Hardware stores avoid shutdown, comply with social distancing

Posted at 7:47 PM, Mar 31, 2020
and last updated 2020-03-31 20:01:17-04

Editor’s note: With our coronavirus coverage, our goal is not to alarm you but to equip you with the information you need. We will try to keep things in context and focus on helping you make decisions. See a list of resources and frequently asked questions at the end of this story.

At Ace Hardware in Newport, X marks the spot where manager Brad Baker needs customers 6 feet apart.

"Yeah, there could be issues,” Baker said. “But we have to be here to help them as much as possible and we're going to do that."

State and local leaders have put hardware stores on notice again: Do not allow crowding and violate social distancing. Or else.

Kentucky Gov. Andy Beshear threatened Sunday to "shut places down" and Hamilton County's interim health commissioner said Monday that if customers even feel crowded they should go home.

That got the attention of big chains and small stores on both sides of the river.

Beshear and Home Depot execs talked on the phone and those stores now have social distance captains. Hardware stores big and small have signs visible throughout.

Tina Murphy, a Home Depot customer, said parking lots were packed there last weekend.

“There was no way there were only a hundred people in this store,” Murphy said.

In Ohio, authorities see people bending rules but say all 45 Hamilton County police agencies deliver regular warnings and have little trouble getting businesses to obey.

"If you show up and you are going to the hardware store today and you walk in and it's crowded and you're feeling like it's crowded, it's really time to go home," said interim Health Commissioner Greg Kesterman.

Baker's store allows just 10 customers in at a time, and signs on every aisle remind them to stay 6 feet apart. Curbside orders are up too.

For Baker, on the job just two months with an 11-year-old daughter counting on him, closure is the last thing he wants.

"Making sure that everyone stays healthy, that's what matters,” Baker said, “so whatever we have to do to make sure that they're being healthy and they're staying their distance, not getting more people sick or anything, it's what we're going to have to do."

One Home Depot employee told me she is too concerned about crowds to come back. A Home Depot spokesperson said all employees are getting extra paid time off to use for any reason, and those over 65 will get even more.

Find more coronavirus/COVID-19 hotlines and resources below:


  • Department of Health COVID-19 hotline: 833-4-ASK-ODH
  • See ODH’s COVID-19 resources here.


  • State COVID-19 hotline: 1-800-722-5725
  • See the Cabinet for Health and Family Services coronavirus resource site here.


  • SDH Epidemiology Resource Center: (317) 233-7125 or (317) 233-1325 after hours, or e-mail
  • See more information for coronavirus in Indiana here.

What is coronavirus, COVID-19?

According to the World Health Organization, coronaviruses are "a large family of viruses that cause illness ranging from the common cold to more severe diseases such as Middle East Respiratory Syndrome (MERS-CoV) and Severe Acute Respiratory Syndrome (SARS-CoV).

A novel coronavirus, such as COVID-19, is a new strain that has not been previously identified in humans.

COVID-19 was first identified in December 2019 in Wuhan City, Hubei Province, China and has now been detected in 37 locations across the globe, including in the U.S., according to the CDC.

The CDC reports the initial patients in China have some link to a large seafood and live animal market, indicative of animal-to-person spread. A growing number of patients, however, did not report exposure to animal markets, indicating the disease is spreading person-to-person.

What are the symptoms?
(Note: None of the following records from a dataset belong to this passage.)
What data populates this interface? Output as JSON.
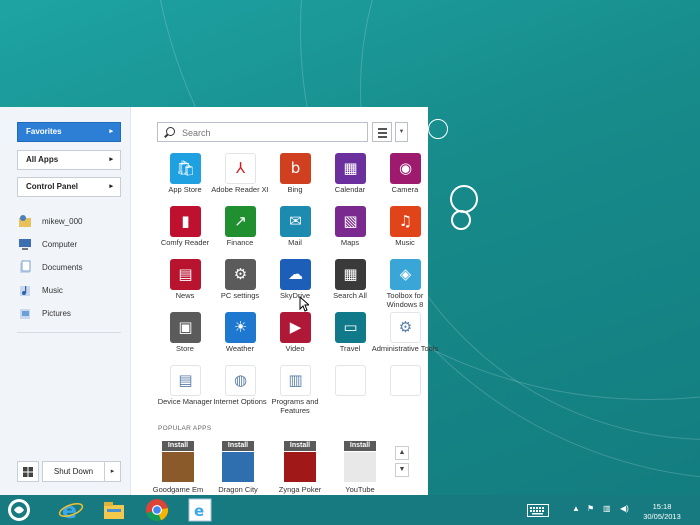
{
  "left_pane": {
    "favorites": "Favorites",
    "all_apps": "All Apps",
    "control_panel": "Control Panel",
    "places": [
      {
        "label": "mikew_000",
        "icon": "user-folder-icon"
      },
      {
        "label": "Computer",
        "icon": "computer-icon"
      },
      {
        "label": "Documents",
        "icon": "documents-icon"
      },
      {
        "label": "Music",
        "icon": "music-library-icon"
      },
      {
        "label": "Pictures",
        "icon": "pictures-icon"
      }
    ],
    "shutdown": "Shut Down"
  },
  "search": {
    "placeholder": "Search"
  },
  "tiles": [
    {
      "label": "App Store",
      "color": "#1fa0e0",
      "icon": "app-store-icon"
    },
    {
      "label": "Adobe Reader XI",
      "color": "#ffffff",
      "icon": "adobe-reader-icon"
    },
    {
      "label": "Bing",
      "color": "#d04020",
      "icon": "bing-icon"
    },
    {
      "label": "Calendar",
      "color": "#6b2f9e",
      "icon": "calendar-icon"
    },
    {
      "label": "Camera",
      "color": "#9e1a6e",
      "icon": "camera-icon"
    },
    {
      "label": "Comfy Reader",
      "color": "#c0102f",
      "icon": "comfy-reader-icon"
    },
    {
      "label": "Finance",
      "color": "#1f8f30",
      "icon": "finance-icon"
    },
    {
      "label": "Mail",
      "color": "#1d8ab0",
      "icon": "mail-icon"
    },
    {
      "label": "Maps",
      "color": "#7a2a8f",
      "icon": "maps-icon"
    },
    {
      "label": "Music",
      "color": "#e2441a",
      "icon": "music-icon"
    },
    {
      "label": "News",
      "color": "#b8132f",
      "icon": "news-icon"
    },
    {
      "label": "PC settings",
      "color": "#5b5b5b",
      "icon": "settings-gear-icon"
    },
    {
      "label": "SkyDrive",
      "color": "#1d5fb8",
      "icon": "skydrive-icon"
    },
    {
      "label": "Search All",
      "color": "#3a3a3a",
      "icon": "search-all-icon"
    },
    {
      "label": "Toolbox for Windows 8",
      "color": "#3aa6d8",
      "icon": "toolbox-icon"
    },
    {
      "label": "Store",
      "color": "#5b5b5b",
      "icon": "store-icon"
    },
    {
      "label": "Weather",
      "color": "#1e78d0",
      "icon": "weather-icon"
    },
    {
      "label": "Video",
      "color": "#b01838",
      "icon": "video-icon"
    },
    {
      "label": "Travel",
      "color": "#117a8a",
      "icon": "travel-icon"
    },
    {
      "label": "Administrative Tools",
      "color": "#ffffff",
      "icon": "administrative-tools-icon"
    },
    {
      "label": "Device Manager",
      "color": "#ffffff",
      "icon": "device-manager-icon"
    },
    {
      "label": "Internet Options",
      "color": "#ffffff",
      "icon": "internet-options-icon"
    },
    {
      "label": "Programs and Features",
      "color": "#ffffff",
      "icon": "programs-features-icon"
    },
    {
      "label": "",
      "color": "#ffffff",
      "icon": "empty-slot"
    },
    {
      "label": "",
      "color": "#ffffff",
      "icon": "empty-slot"
    }
  ],
  "popular": {
    "heading": "POPULAR APPS",
    "install_label": "Install",
    "apps": [
      {
        "label": "Goodgame Em",
        "color": "#8a5a2a"
      },
      {
        "label": "Dragon City",
        "color": "#2f6fb0"
      },
      {
        "label": "Zynga Poker",
        "color": "#a01818"
      },
      {
        "label": "YouTube",
        "color": "#e8e8e8"
      }
    ]
  },
  "taskbar": {
    "time": "15:18",
    "date": "30/05/2013"
  }
}
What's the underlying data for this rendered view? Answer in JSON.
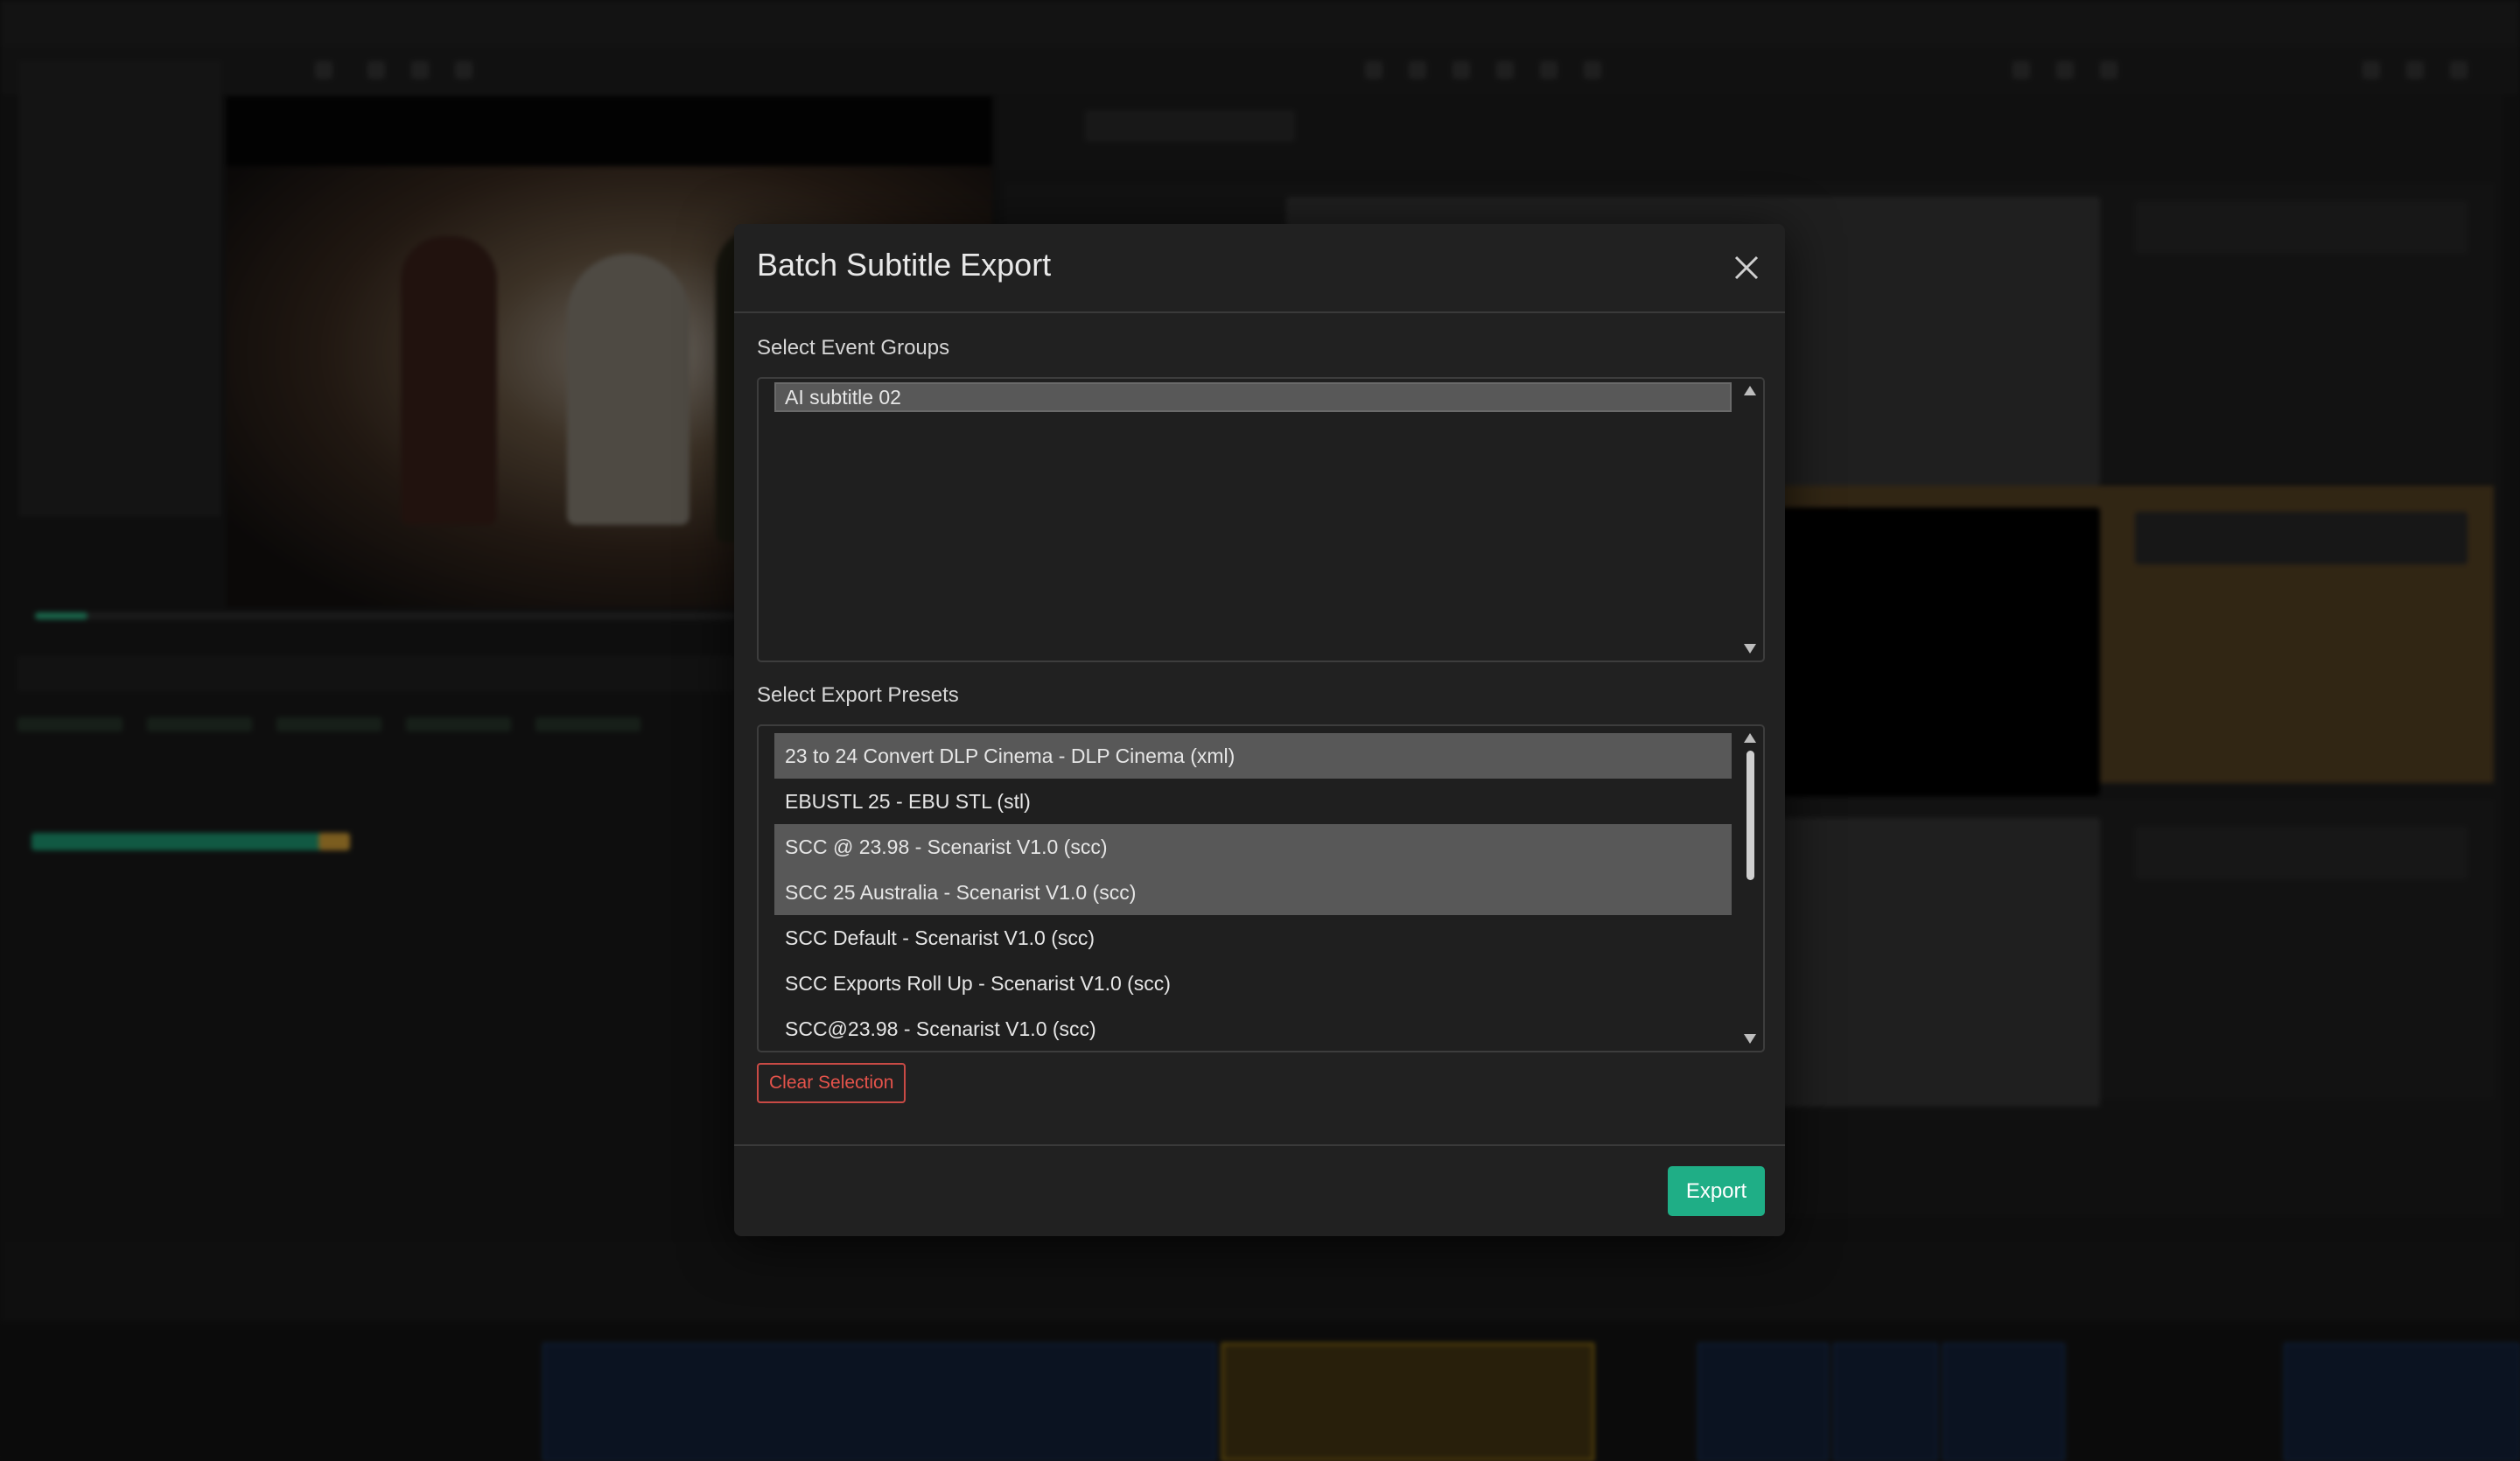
{
  "dialog": {
    "title": "Batch Subtitle Export",
    "event_groups_label": "Select Event Groups",
    "event_groups": [
      {
        "label": "AI subtitle 02",
        "selected": true
      }
    ],
    "export_presets_label": "Select Export Presets",
    "export_presets": [
      {
        "label": "23 to 24 Convert DLP Cinema - DLP Cinema (xml)",
        "selected": true
      },
      {
        "label": "EBUSTL 25 - EBU STL (stl)",
        "selected": false
      },
      {
        "label": "SCC @ 23.98 - Scenarist V1.0 (scc)",
        "selected": true
      },
      {
        "label": "SCC 25 Australia - Scenarist V1.0 (scc)",
        "selected": true
      },
      {
        "label": "SCC Default - Scenarist V1.0 (scc)",
        "selected": false
      },
      {
        "label": "SCC Exports Roll Up - Scenarist V1.0 (scc)",
        "selected": false
      },
      {
        "label": "SCC@23.98 - Scenarist V1.0 (scc)",
        "selected": false
      }
    ],
    "clear_selection_label": "Clear Selection",
    "export_label": "Export"
  },
  "icons": {
    "close": "close-icon",
    "scroll_up": "chevron-up-icon",
    "scroll_down": "chevron-down-icon"
  },
  "colors": {
    "accent": "#1fae86",
    "danger": "#e5534b",
    "selection": "#585858",
    "dialog_bg": "#212121"
  }
}
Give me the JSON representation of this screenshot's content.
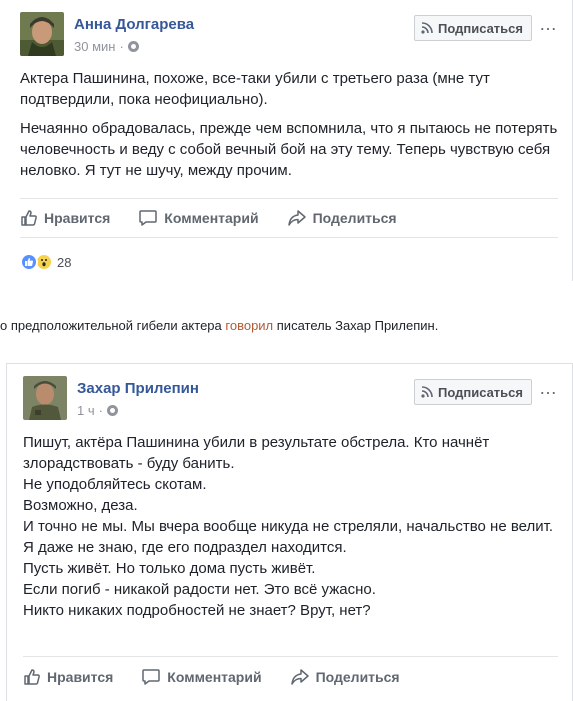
{
  "post1": {
    "author": "Анна Долгарева",
    "time": "30 мин",
    "subscribe_label": "Подписаться",
    "more_icon": "…",
    "paragraphs": [
      "Актера Пашинина, похоже, все-таки убили с третьего раза (мне тут подтвердили, пока неофициально).",
      "Нечаянно обрадовалась, прежде чем вспомнила, что я пытаюсь не потерять человечность и веду с собой вечный бой на эту тему. Теперь чувствую себя неловко. Я тут не шучу, между прочим."
    ],
    "like_label": "Нравится",
    "comment_label": "Комментарий",
    "share_label": "Поделиться",
    "reactions_count": "28"
  },
  "caption": {
    "before": "о предположительной гибели актера ",
    "link": "говорил",
    "after": " писатель Захар Прилепин."
  },
  "post2": {
    "author": "Захар Прилепин",
    "time": "1 ч",
    "subscribe_label": "Подписаться",
    "more_icon": "…",
    "lines": [
      "Пишут, актёра Пашинина убили в результате обстрела. Кто начнёт злорадствовать - буду банить.",
      "Не уподобляйтесь скотам.",
      "Возможно, деза.",
      "И точно не мы. Мы вчера вообще никуда не стреляли, начальство не велит.",
      "Я даже не знаю, где его подраздел находится.",
      "Пусть живёт. Но только дома пусть живёт.",
      "Если погиб - никакой радости нет. Это всё ужасно.",
      "Никто никаких подробностей не знает? Врут, нет?"
    ],
    "like_label": "Нравится",
    "comment_label": "Комментарий",
    "share_label": "Поделиться"
  },
  "colors": {
    "author": "#365899",
    "muted": "#90949c",
    "link": "#b35a33"
  }
}
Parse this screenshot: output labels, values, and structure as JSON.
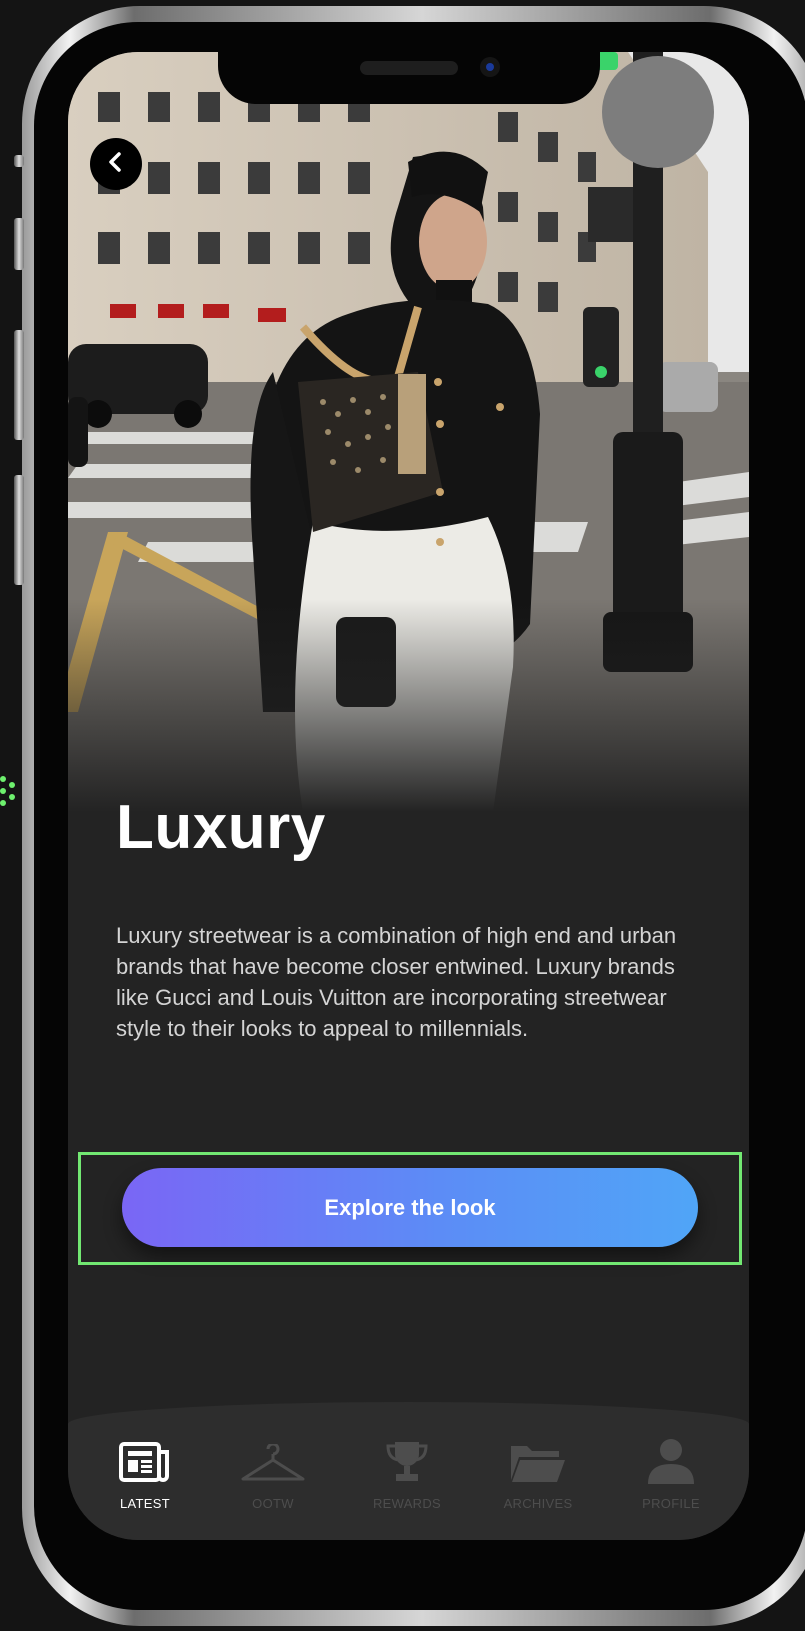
{
  "article": {
    "title": "Luxury",
    "description": "Luxury streetwear is a combination of high end and urban brands that have become closer entwined. Luxury brands like Gucci and Louis Vuitton are incorporating streetwear style to their looks to appeal to millennials."
  },
  "cta": {
    "label": "Explore the look"
  },
  "tabs": [
    {
      "label": "LATEST",
      "icon": "newspaper-icon",
      "active": true
    },
    {
      "label": "OOTW",
      "icon": "hanger-icon",
      "active": false
    },
    {
      "label": "REWARDS",
      "icon": "trophy-icon",
      "active": false
    },
    {
      "label": "ARCHIVES",
      "icon": "folder-icon",
      "active": false
    },
    {
      "label": "PROFILE",
      "icon": "person-icon",
      "active": false
    }
  ],
  "colors": {
    "background": "#232323",
    "cta_gradient_start": "#7a66f5",
    "cta_gradient_end": "#50a5f7",
    "highlight": "#72e872",
    "tab_active": "#ffffff",
    "tab_inactive": "#4d4d4d"
  }
}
How does it spread?

Confirmed cases of COVID-19 have ranged from mild symptoms to severe illness and death, according to the CDC. Symptoms can include fever, cough, shortness of breath.

The CDC said symptoms could appear in as few as two days or as long as 14 days after exposure. It is similar to the incubation period for MERS.

Spread of the virus is thought to be mainly from person-to-person. Spread is between people who are in close contact with one another (within about six feet). Spread occurs via respiratory droplets produced when an infected person coughs or sneezes. The droplets can land in the mouths or noses of people who are nearby or possibly be inhaled into the lungs.

According to the CDC, it could be possible for a person to get COVID-19 by touching a surface or object that has the virus on it and then touching their own mouth, nose or possibly their eyes. This is not thought to be the main way the virus spreads, the CDC said.

The disease is most contagious when people are the sickest and showing the most symptoms.